In a recent newsletter, National Government Services (NGS) reported on a recent prepayment medical review of claims for continuous positive airway pressure (CPAP) devices. NGS, the Durable Medical Equipment Medicare Administrative Contractor for Jurisdiction B, reported that the results of the review of 100 claims indicate a claims error rate of 81 percent.
NGS reports that a number of the claims were denied due to one or more of the following most frequent errors:
- Claims denied due to no documentation received;
- Claims denied due to no or insufficient medical record documentation of face-to-face clinical evaluation for OSA by treating physician prior to sleep study;
- Claims denied due to no or insufficient documentation of clinical re-evaluation between the 31st -91st day of therapy with documented improvement of signs and symptoms; and
- Claims denied due to no or insufficient documentation of adherence to therapy/device usage for four or more hours for 70 percent of a consecutive 30 day period during the first three months of CPAP usage.
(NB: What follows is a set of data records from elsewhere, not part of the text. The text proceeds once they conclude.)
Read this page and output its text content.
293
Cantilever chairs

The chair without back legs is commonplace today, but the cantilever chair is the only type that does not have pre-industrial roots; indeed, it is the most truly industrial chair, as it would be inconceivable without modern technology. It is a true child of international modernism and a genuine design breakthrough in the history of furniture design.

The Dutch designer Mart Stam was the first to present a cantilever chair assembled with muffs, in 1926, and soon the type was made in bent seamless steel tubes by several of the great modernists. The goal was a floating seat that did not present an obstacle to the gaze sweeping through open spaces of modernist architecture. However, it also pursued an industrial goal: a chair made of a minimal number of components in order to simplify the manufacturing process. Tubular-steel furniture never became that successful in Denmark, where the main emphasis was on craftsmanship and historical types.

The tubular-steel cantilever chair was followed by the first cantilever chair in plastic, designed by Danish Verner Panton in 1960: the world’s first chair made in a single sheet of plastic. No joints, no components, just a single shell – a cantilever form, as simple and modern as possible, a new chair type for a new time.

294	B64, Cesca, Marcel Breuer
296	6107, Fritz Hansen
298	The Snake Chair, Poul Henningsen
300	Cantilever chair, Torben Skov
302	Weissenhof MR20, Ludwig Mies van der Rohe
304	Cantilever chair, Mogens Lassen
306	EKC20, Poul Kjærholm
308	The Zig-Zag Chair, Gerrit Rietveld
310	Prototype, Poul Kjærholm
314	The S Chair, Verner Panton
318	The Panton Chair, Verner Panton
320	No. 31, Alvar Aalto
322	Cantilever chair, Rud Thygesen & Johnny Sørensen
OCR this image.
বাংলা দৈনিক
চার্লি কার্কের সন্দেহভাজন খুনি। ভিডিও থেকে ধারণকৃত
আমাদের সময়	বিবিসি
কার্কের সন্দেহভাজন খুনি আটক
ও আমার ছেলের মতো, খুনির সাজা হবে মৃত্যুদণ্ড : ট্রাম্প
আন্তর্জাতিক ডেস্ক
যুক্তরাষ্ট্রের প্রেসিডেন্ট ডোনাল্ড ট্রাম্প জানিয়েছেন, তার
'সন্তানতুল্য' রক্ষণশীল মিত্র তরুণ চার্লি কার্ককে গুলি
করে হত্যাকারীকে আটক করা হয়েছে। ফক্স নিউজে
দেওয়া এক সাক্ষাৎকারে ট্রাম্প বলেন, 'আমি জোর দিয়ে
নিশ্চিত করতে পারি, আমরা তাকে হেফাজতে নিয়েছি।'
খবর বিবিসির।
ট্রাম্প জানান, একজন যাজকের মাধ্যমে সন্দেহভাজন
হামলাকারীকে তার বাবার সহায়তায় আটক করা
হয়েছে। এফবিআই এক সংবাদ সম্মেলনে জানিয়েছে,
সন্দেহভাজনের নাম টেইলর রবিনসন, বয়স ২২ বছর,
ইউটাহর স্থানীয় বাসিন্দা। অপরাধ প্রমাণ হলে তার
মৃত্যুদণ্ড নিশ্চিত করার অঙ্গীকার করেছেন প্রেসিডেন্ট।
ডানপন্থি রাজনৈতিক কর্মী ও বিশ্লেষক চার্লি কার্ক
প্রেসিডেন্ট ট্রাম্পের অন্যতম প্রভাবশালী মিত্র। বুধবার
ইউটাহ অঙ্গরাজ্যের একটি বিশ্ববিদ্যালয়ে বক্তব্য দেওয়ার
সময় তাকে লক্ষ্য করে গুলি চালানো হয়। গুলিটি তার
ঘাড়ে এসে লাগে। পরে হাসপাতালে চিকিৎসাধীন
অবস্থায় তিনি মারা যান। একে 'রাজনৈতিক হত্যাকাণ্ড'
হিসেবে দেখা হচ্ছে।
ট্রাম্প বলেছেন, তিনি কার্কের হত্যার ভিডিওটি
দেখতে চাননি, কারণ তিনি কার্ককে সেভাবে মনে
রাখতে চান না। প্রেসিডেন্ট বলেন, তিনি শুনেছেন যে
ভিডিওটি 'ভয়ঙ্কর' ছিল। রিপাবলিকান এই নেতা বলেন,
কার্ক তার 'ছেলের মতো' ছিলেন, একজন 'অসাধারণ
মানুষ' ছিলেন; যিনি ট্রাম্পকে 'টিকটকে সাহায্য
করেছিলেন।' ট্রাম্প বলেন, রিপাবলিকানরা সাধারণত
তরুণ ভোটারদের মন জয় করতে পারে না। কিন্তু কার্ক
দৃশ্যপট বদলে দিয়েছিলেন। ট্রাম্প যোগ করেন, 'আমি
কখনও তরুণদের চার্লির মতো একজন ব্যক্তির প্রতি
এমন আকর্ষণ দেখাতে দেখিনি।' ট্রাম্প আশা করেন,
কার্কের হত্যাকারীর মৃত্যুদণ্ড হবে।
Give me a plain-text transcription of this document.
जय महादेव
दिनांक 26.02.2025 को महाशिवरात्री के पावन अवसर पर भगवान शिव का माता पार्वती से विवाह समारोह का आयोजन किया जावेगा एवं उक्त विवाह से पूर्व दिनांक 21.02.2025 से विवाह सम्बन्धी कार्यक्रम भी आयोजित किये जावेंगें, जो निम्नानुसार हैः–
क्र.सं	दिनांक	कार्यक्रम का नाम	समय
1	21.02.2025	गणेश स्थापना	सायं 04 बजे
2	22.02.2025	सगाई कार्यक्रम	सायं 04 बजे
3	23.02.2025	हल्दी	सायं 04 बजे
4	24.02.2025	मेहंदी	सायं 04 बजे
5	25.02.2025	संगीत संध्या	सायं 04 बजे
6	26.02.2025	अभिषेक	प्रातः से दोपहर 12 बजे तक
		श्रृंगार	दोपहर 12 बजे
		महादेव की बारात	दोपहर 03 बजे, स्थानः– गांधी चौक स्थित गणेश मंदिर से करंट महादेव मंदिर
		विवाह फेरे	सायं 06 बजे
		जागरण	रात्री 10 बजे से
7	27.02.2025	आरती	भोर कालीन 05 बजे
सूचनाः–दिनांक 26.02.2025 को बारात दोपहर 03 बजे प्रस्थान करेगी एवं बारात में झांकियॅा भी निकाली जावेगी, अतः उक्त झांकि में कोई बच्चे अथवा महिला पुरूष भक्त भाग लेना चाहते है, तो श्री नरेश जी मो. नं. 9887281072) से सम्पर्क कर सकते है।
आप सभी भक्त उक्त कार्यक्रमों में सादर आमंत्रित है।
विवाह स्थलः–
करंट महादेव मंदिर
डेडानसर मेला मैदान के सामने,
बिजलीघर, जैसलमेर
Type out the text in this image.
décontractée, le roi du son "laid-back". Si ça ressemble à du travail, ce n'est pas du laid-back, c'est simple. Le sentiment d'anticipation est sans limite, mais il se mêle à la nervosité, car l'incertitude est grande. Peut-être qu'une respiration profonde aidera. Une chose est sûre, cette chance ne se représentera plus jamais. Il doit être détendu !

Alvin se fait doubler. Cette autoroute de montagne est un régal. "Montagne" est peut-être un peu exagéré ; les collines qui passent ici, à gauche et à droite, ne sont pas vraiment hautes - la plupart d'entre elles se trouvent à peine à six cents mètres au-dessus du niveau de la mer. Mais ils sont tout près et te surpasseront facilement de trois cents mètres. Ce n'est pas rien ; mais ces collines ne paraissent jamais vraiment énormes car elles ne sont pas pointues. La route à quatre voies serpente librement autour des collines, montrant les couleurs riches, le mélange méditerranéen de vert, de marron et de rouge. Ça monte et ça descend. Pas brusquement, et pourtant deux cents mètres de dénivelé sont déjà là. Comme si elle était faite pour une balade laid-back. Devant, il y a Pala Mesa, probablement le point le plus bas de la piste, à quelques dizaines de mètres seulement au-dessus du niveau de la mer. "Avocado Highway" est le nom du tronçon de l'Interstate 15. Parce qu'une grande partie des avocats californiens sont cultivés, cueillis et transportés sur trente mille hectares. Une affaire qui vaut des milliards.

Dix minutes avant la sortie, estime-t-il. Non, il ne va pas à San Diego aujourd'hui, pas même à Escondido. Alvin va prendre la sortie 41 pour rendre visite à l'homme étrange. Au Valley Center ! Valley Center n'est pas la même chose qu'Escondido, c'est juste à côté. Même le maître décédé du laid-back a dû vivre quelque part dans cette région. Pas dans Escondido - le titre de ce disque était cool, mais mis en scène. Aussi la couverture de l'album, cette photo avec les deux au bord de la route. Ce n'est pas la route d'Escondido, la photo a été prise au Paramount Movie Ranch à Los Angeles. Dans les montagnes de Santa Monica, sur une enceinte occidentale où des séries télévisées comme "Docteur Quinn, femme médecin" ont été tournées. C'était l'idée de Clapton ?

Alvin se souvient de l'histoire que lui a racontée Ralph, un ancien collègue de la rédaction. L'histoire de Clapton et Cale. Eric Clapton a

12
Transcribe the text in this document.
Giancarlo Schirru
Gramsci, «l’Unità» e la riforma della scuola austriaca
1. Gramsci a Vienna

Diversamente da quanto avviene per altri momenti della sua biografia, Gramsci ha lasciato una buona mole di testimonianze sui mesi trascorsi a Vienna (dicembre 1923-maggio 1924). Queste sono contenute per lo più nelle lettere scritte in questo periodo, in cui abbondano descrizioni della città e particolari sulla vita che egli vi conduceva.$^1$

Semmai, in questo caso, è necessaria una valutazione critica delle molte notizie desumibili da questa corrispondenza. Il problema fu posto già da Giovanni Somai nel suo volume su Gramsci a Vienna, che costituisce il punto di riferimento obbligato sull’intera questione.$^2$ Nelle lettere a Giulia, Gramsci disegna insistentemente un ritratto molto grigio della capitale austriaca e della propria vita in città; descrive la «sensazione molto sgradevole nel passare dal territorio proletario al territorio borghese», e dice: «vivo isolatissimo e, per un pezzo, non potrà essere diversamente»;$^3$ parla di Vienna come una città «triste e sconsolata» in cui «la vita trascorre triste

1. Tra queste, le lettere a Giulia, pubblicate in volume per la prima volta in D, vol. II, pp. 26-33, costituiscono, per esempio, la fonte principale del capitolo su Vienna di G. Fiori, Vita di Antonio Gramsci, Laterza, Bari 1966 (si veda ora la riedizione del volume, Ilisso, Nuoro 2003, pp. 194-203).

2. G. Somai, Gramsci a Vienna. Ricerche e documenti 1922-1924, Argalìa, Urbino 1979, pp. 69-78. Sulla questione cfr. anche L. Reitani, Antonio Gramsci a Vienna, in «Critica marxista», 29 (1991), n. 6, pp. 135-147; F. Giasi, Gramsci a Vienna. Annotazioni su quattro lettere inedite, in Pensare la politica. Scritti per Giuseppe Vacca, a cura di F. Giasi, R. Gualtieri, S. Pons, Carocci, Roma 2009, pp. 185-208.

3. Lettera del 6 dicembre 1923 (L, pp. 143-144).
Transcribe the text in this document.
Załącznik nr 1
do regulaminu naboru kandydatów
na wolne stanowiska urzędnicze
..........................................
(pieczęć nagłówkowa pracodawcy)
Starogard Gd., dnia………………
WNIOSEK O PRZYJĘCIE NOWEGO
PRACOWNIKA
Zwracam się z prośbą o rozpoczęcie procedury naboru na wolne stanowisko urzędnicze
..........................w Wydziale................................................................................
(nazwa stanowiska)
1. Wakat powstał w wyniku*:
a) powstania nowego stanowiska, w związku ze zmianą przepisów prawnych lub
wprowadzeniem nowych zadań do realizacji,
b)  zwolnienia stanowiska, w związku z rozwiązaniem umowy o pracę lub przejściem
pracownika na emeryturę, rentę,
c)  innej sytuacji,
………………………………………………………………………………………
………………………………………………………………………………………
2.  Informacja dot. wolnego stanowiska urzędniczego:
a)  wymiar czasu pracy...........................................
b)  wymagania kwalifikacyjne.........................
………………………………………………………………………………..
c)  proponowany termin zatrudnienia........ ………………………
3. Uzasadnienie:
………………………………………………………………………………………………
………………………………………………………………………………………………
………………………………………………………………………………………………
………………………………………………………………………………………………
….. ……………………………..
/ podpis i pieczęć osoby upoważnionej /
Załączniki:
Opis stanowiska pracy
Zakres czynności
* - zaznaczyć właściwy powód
A number of other, less frequent errors were also reported.
NGS reports that following a review of the above described findings, their Medical Review department will continue prepayment review of claims for CPAP. NGS encourages providers to review their local coverage determination (LCD) for Positive Airway Pressure (PAP) Devices for Treatment of Obstructive Sleep Apnea.
Providers who are not located in Jurisdiction B should also consider reviewing their LCD for information on documentation requirements. Providers can access their LCDs using the Medicare Coverage Database search features.